Active Directory SQL Authentication and the Scan Engine Service

Problem

At install, the iQSonar Scan Engine service is always configured to run as the Local System account.

When the user specifies Windows Authentication for SQL Server during the installation process, the following is what happens.

  1. The Windows credentials (username, domain and password) are encrypted and written to the app.config file.
  2. When the service starts, if these additional settings are present in the app.config file it extracts the values and impersonates that user.
  3. If the impersonation attempt fails or subsequently stops – which we have seen a couple of times – the error will be caught, written to the service log and the service will continue on it’s merry way.
  4. The service will not be able to connect to the database after this (to pick up jobs etc..) because the Local System account – which the service is now running as – will not have permission.

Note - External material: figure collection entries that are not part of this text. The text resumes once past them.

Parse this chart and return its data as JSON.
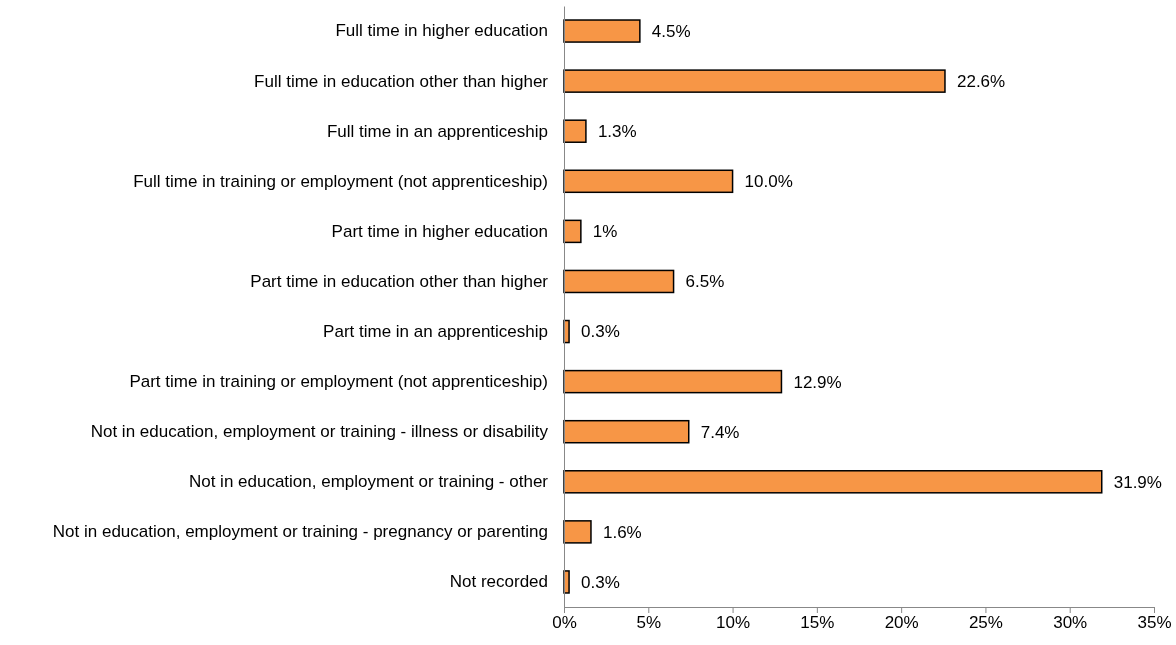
{
  "chart_data": {
    "type": "bar",
    "orientation": "horizontal",
    "categories": [
      "Full time in higher education",
      "Full time in education other than higher",
      "Full time in an apprenticeship",
      "Full time in training or employment (not apprenticeship)",
      "Part time in higher education",
      "Part time in education other than higher",
      "Part time in an apprenticeship",
      "Part time in training or employment (not apprenticeship)",
      "Not in education, employment or training - illness or disability",
      "Not in education, employment or training - other",
      "Not in education, employment or training - pregnancy or parenting",
      "Not recorded"
    ],
    "values": [
      4.5,
      22.6,
      1.3,
      10.0,
      1,
      6.5,
      0.3,
      12.9,
      7.4,
      31.9,
      1.6,
      0.3
    ],
    "value_labels": [
      "4.5%",
      "22.6%",
      "1.3%",
      "10.0%",
      "1%",
      "6.5%",
      "0.3%",
      "12.9%",
      "7.4%",
      "31.9%",
      "1.6%",
      "0.3%"
    ],
    "color": "#f79646",
    "xlim": [
      0,
      35
    ],
    "xticks": [
      {
        "value": 0,
        "label": "0%"
      },
      {
        "value": 5,
        "label": "5%"
      },
      {
        "value": 10,
        "label": "10%"
      },
      {
        "value": 15,
        "label": "15%"
      },
      {
        "value": 20,
        "label": "20%"
      },
      {
        "value": 25,
        "label": "25%"
      },
      {
        "value": 30,
        "label": "30%"
      },
      {
        "value": 35,
        "label": "35%"
      }
    ],
    "grid": false
  }
}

What all this means is, if the customer uses Windows Authentication,  even though the service appears to be up and running, it could be dead inside (like Nicholas Cage).  To be sure the service is running – check the Server State in the database using the following query.

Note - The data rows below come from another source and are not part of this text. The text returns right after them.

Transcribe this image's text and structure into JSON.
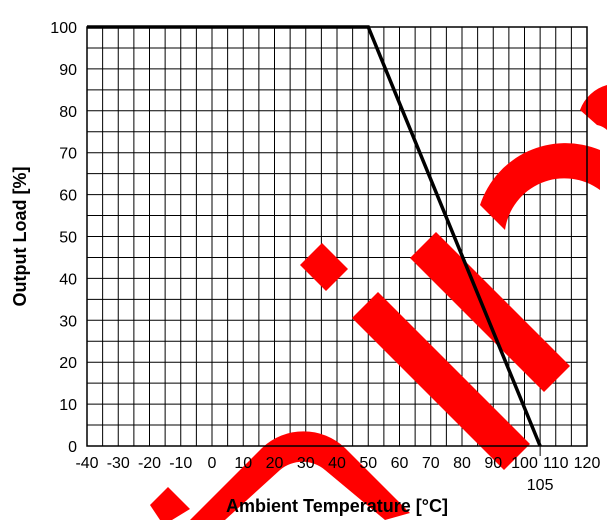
{
  "chart_data": {
    "type": "line",
    "title": "",
    "xlabel": "Ambient Temperature [°C]",
    "ylabel": "Output Load [%]",
    "xlim": [
      -40,
      120
    ],
    "ylim": [
      0,
      100
    ],
    "grid": true,
    "x_ticks": [
      -40,
      -30,
      -20,
      -10,
      0,
      10,
      20,
      30,
      40,
      50,
      60,
      70,
      80,
      90,
      100,
      110,
      120
    ],
    "y_ticks": [
      0,
      10,
      20,
      30,
      40,
      50,
      60,
      70,
      80,
      90,
      100
    ],
    "extra_x_ticks": [
      105
    ],
    "series": [
      {
        "x": [
          -40,
          50,
          105
        ],
        "y": [
          100,
          100,
          0
        ]
      }
    ],
    "colors": {
      "line": "#000000",
      "grid": "#000000",
      "watermark": "#ff0000"
    }
  }
}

select s. ServerId, s.Hostname, ss.Name as State
  from config.t_Server s
inner join config.t_ServerState ss on ss.ServerStateID = s.ServerID

If the service is listed as Stopped in the database, restarting the service may resolve the issue. However, you should also check the service log and event viewer for a clue as to what caused the issue – we can’t simply attribute it to the customer’s environment.

Solution


  • If authentication fails on service start it will be caught, handled, written to the log and the service will fail to start. 
  • If impersonation stops working after start up, that’s when the lights are on but there is nobody home.